Essay 1
Critical Analysis of purpose, methods of persuasion, and arguments
Due Friday, June 9th at 11:59pm to CANVAS.
· Your paper should be 4-6 pages long, in MLA format, with a heading, title, and page numbers. You must have at least four FULL pages of text to meet the minimum requirements for this assignment.
· This is an analytical, persuasive essay. Use academic present tense, no first person, and support all of your claims with evidence, using adequate warrants (sentences that connect your claim to your evidence). Pay careful attention to thesis statement, organization, and topic sentences.
· Be sure to argue at the level of the text(s), using specific examples to support your position.
· Try not to summarize the article(s) beyond what you need to provide in order to make your arguments. Your essay’s focus should be its argument. Your audience is a diverse group of readers, of your education level or higher, who may or may not have read these texts. * Remember, summary is an art form.
· Remember: Writing is revision. Try to write several drafts of your essay.
In this essay, you will use one journal article provided in CANVAS ( introduction to Jamie Susskind’s book Future Politics: Living in a World Transformed by Tech) and you will locate one other article/text to evaluate alongside the class text. This additional text may also be one that you plan to use in your presentation and/or research paper.

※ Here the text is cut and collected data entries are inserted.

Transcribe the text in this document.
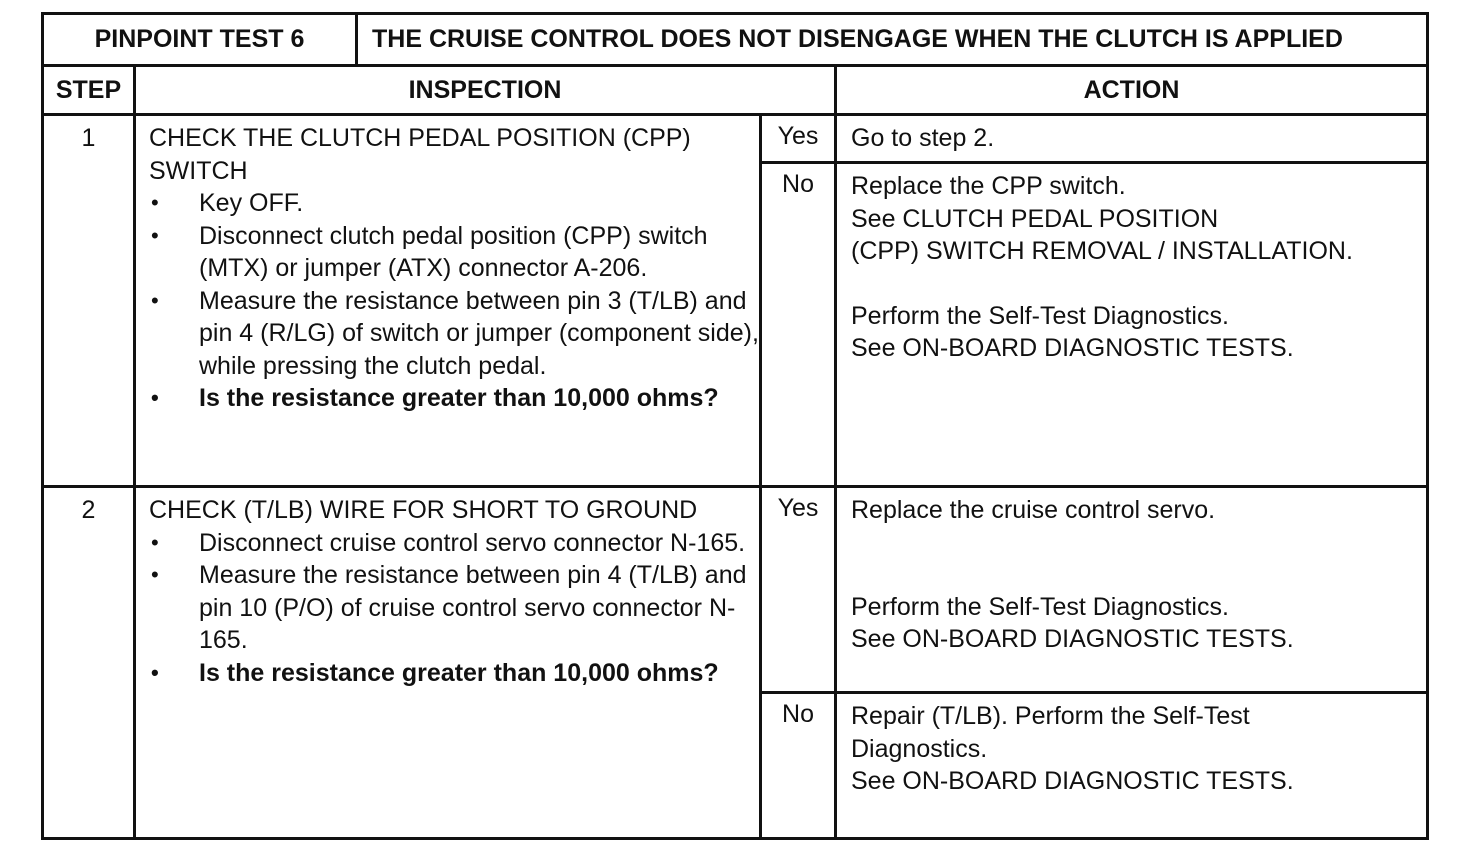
PINPOINT TEST 6	THE CRUISE CONTROL DOES NOT DISENGAGE WHEN THE CLUTCH IS APPLIED
STEP	INSPECTION	ACTION
1	CHECK THE CLUTCH PEDAL POSITION (CPP) SWITCH
• Key OFF.
• Disconnect clutch pedal position (CPP) switch (MTX) or jumper (ATX) connector A-206.
• Measure the resistance between pin 3 (T/LB) and pin 4 (R/LG) of switch or jumper (component side), while pressing the clutch pedal.
• Is the resistance greater than 10,000 ohms?
Yes	Go to step 2.
No	Replace the CPP switch.
See CLUTCH PEDAL POSITION
(CPP) SWITCH REMOVAL / INSTALLATION.
Perform the Self-Test Diagnostics.
See ON-BOARD DIAGNOSTIC TESTS.
2	CHECK (T/LB) WIRE FOR SHORT TO GROUND
• Disconnect cruise control servo connector N-165.
• Measure the resistance between pin 4 (T/LB) and pin 10 (P/O) of cruise control servo connector N-165.
• Is the resistance greater than 10,000 ohms?
Yes	Replace the cruise control servo.
Perform the Self-Test Diagnostics.
See ON-BOARD DIAGNOSTIC TESTS.
No	Repair (T/LB). Perform the Self-Test
Diagnostics.
See ON-BOARD DIAGNOSTIC TESTS.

You may CHOOSE either text as the focus of your essay or split the essay evenly. How you organize the essay is up to you. You do need an introductory paragraph with a thesis statement at the end, one that states your position on both articles. For example, While Susskind relies on subtle wording and slanted claims to argue his position, Foster Wallace uses a binary structure that, while compelling, creates a false choice for readers.
In this essay, you will evaluate the article(s) to determine not just their stated or explicit arguments, but their implied purpose. To prepare for the essay, spend time evaluating the strength of the arguments (looking for fallacies/bias/assumptions/use of evidence to support claims). This essay is your opinion, but your goal is to persuade your audience of your position.

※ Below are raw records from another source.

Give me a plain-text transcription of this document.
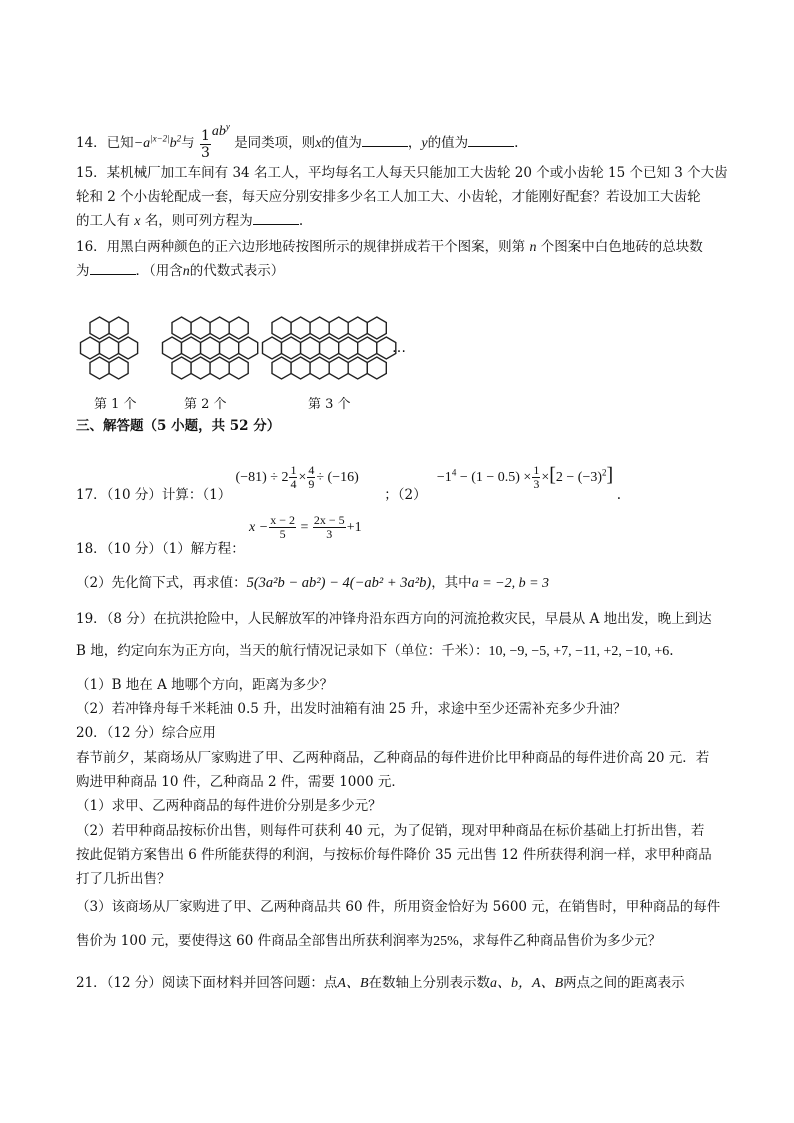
14．已知$-a^{|x-2|}b^2$与 $\frac{1}{3} ab^y$ 是同类项，则x的值为	，y的值为	.
15．某机械厂加工车间有 34 名工人，平均每名工人每天只能加工大齿轮 20 个或小齿轮 15 个已知 3 个大齿
轮和 2 个小齿轮配成一套，每天应分别安排多少名工人加工大、小齿轮，才能刚好配套？若设加工大齿轮
的工人有 x 名，则可列方程为	.
16．用黑白两种颜色的正六边形地砖按图所示的规律拼成若干个图案，则第 n 个图案中白色地砖的总块数
为	．（用含n的代数式表示）
…
第 1 个	第 2 个	第 3 个
三、解答题（5 小题，共 52 分）
17．（10 分）计算：（1） $(-81) \div 2 \frac{1}{4} \times \frac{4}{9} \div (-16)$ ；$(2) -1^4 - (1 - 0.5) \times \frac{1}{3} \times[2 - (-3)^2]$ .
18．（10 分）（1）解方程： $x - \frac{x - 2}{5} = \frac{2x - 5}{3} +1$
（2）先化简下式，再求值：5(3a²b − ab²) − 4(−ab² + 3a²b)，其中a = −2, b = 3
19．（8 分）在抗洪抢险中，人民解放军的冲锋舟沿东西方向的河流抢救灾民，早晨从 A 地出发，晚上到达
B 地，约定向东为正方向，当天的航行情况记录如下（单位：千米）：10, −9, −5, +7, −11, +2, −10, +6.
（1）B 地在 A 地哪个方向，距离为多少？
（2）若冲锋舟每千米耗油 0.5 升，出发时油箱有油 25 升，求途中至少还需补充多少升油？
20．（12 分）综合应用
春节前夕，某商场从厂家购进了甲、乙两种商品，乙种商品的每件进价比甲种商品的每件进价高 20 元．若
购进甲种商品 10 件，乙种商品 2 件，需要 1000 元．
（1）求甲、乙两种商品的每件进价分别是多少元？
（2）若甲种商品按标价出售，则每件可获利 40 元，为了促销，现对甲种商品在标价基础上打折出售，若
按此促销方案售出 6 件所能获得的利润，与按标价每件降价 35 元出售 12 件所获得利润一样，求甲种商品
打了几折出售？
（3）该商场从厂家购进了甲、乙两种商品共 60 件，所用资金恰好为 5600 元，在销售时，甲种商品的每件
售价为 100 元，要使得这 60 件商品全部售出所获利润率为25%，求每件乙种商品售价为多少元？
21．（12 分）阅读下面材料并回答问题：点A、B在数轴上分别表示数a、b，A、B两点之间的距离表示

Consider how the author’s rhetorical appeals (ethos, pathos, and logos) serve the purpose of the text. How is data presented? How is evidence used? How well do you believe these authors tailored their appeals to their intended audiences? You can infer audience based on the elements discussed in class (venue, tone, rhetorical appeals, and key arguments). Specifically, how did the use of rhetorical appeals fail or succeed? Your argument might be that the success of the appeals was split. Remember to convey your point-of-view in third person.

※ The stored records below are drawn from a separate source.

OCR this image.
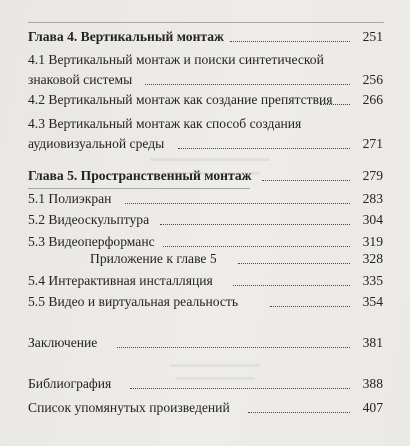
Глава 4. Вертикальный монтаж	251
4.1 Вертикальный монтаж и поиски синтетической
знаковой системы	256
4.2 Вертикальный монтаж как создание препятствия 266
4.3 Вертикальный монтаж как способ создания
аудиовизуальной среды	271
Глава 5. Пространственный монтаж	279
5.1 Полиэкран	283
5.2 Видеоскульптура	304
5.3 Видеоперформанс	319
Приложение к главе 5	328
5.4 Интерактивная инсталляция	335
5.5 Видео и виртуальная реальность	354
Заключение	381
Библиография	388
Список упомянутых произведений	407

This is an analytical/persuasive essay. Formulate a thesis based on your analysis of the texts (analytical) and frame your thesis as a claim (persuasive) for which you will provide concrete evidence.
Each body paragraph should attempt a clear, concise topic sentence that is also phrased as a claim, not an observation.
Remember: In order to argue whether or not the message/key thesis of the piece was delivered effectively, you MUST argue WHAT you believe the MESSAGE IS!
use the article and integrate it into the body paragragh. I was thinking the thesis could along the lines of suskind using “scare tactics” to get the message across.